— Vous épouser ? Vous rêvez, ma parole ! La seule promesse que je me sente disposé à vous faire est celle-ci : si elle est morte, je vous étrangle de mes mains ! Mais je peux ajouter ceci : Marie-Angéline retrouvée en bon état, je ferai le maximum pour vous aider à échapper à un sort qui vous déplaît, encore que vous l’ayez amplement mérité ! Ça vous va ?
— Il faudra bien que je m’en contente !
Enfin, quelques instants plus tard la voiture démarrait. Debout au seuil de la maison, Clothilde la regarda s’éloigner…

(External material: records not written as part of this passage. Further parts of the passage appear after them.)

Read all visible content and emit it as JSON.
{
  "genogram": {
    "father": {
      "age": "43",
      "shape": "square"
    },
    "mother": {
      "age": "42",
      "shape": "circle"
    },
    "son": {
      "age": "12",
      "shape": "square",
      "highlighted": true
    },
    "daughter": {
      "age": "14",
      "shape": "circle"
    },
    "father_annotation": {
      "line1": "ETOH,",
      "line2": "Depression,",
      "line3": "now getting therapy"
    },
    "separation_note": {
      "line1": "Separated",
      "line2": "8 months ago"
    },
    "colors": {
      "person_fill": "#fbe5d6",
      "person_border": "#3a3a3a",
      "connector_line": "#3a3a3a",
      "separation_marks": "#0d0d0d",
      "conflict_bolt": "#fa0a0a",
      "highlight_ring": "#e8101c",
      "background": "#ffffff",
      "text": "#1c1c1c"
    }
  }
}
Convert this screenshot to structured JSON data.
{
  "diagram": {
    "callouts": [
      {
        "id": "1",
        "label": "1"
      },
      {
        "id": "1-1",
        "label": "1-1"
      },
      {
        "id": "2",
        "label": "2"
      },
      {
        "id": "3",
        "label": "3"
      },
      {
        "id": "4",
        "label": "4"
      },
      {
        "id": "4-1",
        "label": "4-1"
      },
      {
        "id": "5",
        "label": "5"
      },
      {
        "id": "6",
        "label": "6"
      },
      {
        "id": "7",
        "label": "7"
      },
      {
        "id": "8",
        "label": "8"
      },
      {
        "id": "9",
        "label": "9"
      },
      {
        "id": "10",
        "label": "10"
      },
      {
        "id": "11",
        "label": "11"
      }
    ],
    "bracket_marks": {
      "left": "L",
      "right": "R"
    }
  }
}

Sans posséder le charme discret du manoir Vaudrey-Chaumard, le château de Granlieu ne manquait pas d’agréments. Le corps de logis Renaissance, élevé sur une galerie d’élégantes colonnettes, correspondait à des portes-fenêtres apportant l’air et la lumière. L’un des côtés attenait à une maison forte plus médiévale accolée de deux tours rondes, alors que, de l’autre côté, une tour carrée de moyenne grandeur mais aux fenêtres lancéolées apportait une note plus guerrière. Un jardin, malheureusement en friche mais qui avait dû naître sous le crayon d’un élève de Le Nôtre – sinon peut-être du maître en personne ! –, descendait jusqu’à une pièce d’eau. Mais les travaux ayant longtemps été abandonnés, on ne pouvait imaginer quelle allure aurait l’ensemble une fois achevé.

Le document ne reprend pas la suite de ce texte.